The Association of Mortgage Intermediaries (AMI) spoke recently of anecdotal evidence that arrears were rising at bridging firms; this can only be the case if the lender lends imprudently or does not carry out sensible due diligence. While no lending is risk free, established bridging lenders, focused on being here for the long term, will not take the level of risk that a newer firm trying to get established might.
P2P lending
The collapse of Lendy Finance recently raised questions over the role of this form of funding in bridging and its effect on the sector.
While P2P lenders do sometimes offer short-term lending, it is wrong to put these lenders in the same category as bridging when they often have very different lending practices, sometimes without the level of experience, due diligence and reserves that an established bridging lender will have.
All investment and lending types can be good when done well, but P2P needs sophisticated investors who understand that while rewards may be high it is because this is a riskier area of investment. Few investors will have any idea of the due diligence required to help secure returns when used as a bridging loan.
To regulate or not to regulate?
How to judge a good bridging lender from a bad one, and perhaps more importantly, how a broker or borrower can establish this fact, is a perennial problem.
Whether to regulate all lending types, including bridging and P2P, is an issue that has been debated for a number of years. Following the MMR, any bridging lender carrying out ‘consumer’ loans had to become regulated in the same way buy-to-let was affected. All lenders carrying out any type of consumer lending therefore became regulated. Because of the badge of respectability that regulation held, a number of other lenders also raised their standards to those required by regulation and spoke to the FCA about becoming regulated, Hope Capital among them.
However, the FCA made it clear that it is only interested in regulating firms that carry out regulated business. So, a number of prudent bridging lenders who carry out business in a transparent and ethical way may not become regulated because they do not carry out regulated business.
The FCA’s rationale is sensible: developers, landlords or business owners who are borrowing against property as an investment or for a source of business income, do not require advice in the same way as a homeowner who intends to live in the property.
A look into the future
At the time of writing the three key topics pervading the bridging press are: default interest, whether peer-to-peer is tarnishing the reputation of the bridging industry and the regulation issue.
It is almost inevitable that more loans will end up being regulated. Whether it is good for the end borrower or not is a moot point, the belt and braces approach will almost inevitably see regulation creep into areas such as bridging at some point in the future.

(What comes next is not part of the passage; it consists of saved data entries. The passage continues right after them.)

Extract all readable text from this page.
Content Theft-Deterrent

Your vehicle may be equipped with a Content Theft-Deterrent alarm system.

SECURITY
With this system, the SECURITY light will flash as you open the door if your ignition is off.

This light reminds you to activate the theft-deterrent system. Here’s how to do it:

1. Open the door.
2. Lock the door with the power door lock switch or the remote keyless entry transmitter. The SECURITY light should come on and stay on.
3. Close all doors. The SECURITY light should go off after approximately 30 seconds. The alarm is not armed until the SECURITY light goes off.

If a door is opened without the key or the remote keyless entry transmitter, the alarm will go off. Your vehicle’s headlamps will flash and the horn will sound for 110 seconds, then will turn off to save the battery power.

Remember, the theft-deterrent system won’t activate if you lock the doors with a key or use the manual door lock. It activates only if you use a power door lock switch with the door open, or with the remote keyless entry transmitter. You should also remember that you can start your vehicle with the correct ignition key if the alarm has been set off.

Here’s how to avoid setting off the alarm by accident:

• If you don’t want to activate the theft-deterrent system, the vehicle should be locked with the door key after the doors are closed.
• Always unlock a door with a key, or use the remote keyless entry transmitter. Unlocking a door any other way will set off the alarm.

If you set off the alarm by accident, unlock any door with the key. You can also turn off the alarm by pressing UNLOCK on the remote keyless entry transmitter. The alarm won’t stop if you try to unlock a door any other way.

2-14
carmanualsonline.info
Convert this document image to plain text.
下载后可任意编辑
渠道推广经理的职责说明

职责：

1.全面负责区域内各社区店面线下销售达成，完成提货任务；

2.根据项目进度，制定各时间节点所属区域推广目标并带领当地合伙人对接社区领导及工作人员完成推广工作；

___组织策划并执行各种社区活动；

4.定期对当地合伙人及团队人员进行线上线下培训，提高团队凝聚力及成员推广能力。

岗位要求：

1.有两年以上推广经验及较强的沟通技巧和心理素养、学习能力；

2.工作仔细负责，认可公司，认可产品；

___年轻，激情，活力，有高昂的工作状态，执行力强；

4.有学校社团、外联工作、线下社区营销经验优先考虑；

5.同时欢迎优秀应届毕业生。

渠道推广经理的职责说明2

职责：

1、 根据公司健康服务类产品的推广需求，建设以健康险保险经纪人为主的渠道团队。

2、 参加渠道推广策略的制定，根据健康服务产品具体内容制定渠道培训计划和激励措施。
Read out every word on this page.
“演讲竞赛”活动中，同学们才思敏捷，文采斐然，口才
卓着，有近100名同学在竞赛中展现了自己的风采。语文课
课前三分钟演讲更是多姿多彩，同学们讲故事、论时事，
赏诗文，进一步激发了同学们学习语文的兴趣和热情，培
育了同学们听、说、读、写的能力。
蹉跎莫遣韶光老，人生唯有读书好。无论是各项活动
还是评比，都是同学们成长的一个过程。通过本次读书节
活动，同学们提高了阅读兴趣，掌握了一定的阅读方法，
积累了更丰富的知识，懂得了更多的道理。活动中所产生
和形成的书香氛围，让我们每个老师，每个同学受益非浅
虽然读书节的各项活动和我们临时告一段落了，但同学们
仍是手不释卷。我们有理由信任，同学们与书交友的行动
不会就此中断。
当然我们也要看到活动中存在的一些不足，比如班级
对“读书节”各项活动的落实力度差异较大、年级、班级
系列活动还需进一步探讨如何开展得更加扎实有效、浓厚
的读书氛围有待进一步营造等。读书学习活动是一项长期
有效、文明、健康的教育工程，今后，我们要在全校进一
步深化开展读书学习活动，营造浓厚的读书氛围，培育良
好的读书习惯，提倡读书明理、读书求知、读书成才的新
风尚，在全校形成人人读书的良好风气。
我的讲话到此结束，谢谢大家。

The positive of a spotlight on this, should be that any lender still taking unreasonable risks will have to either raise their game or leave the market. Anything that improves the reputation of bridging still further will help raise its profile as a very real option for the right borrowers. This can only be of benefit to the sector and borrowers alike.
Hope Capital and other ethical, transparent lenders are helping to drive standards upwards, helping to inform and educate brokers and provide a good return for mainstream lenders who do want to enter the bridging market.
The speed and flexibility that bridging lenders bring has to be commended. The more automated solutions are introduced in the mainstream market, knowing there is a sector of lending where every loan is looked at on its own merits by a qualified individual, will continue to fill a much-needed gap in the market.
In terms of lender funding, technology will continue to drive new and innovative ways of raising capital. Some may well be for the better, but the FCA will have its hands full to identify and regulate every new line of lending and funding while still enabling the necessary innovation, to ensure lending in the UK remains at the forefront of the world.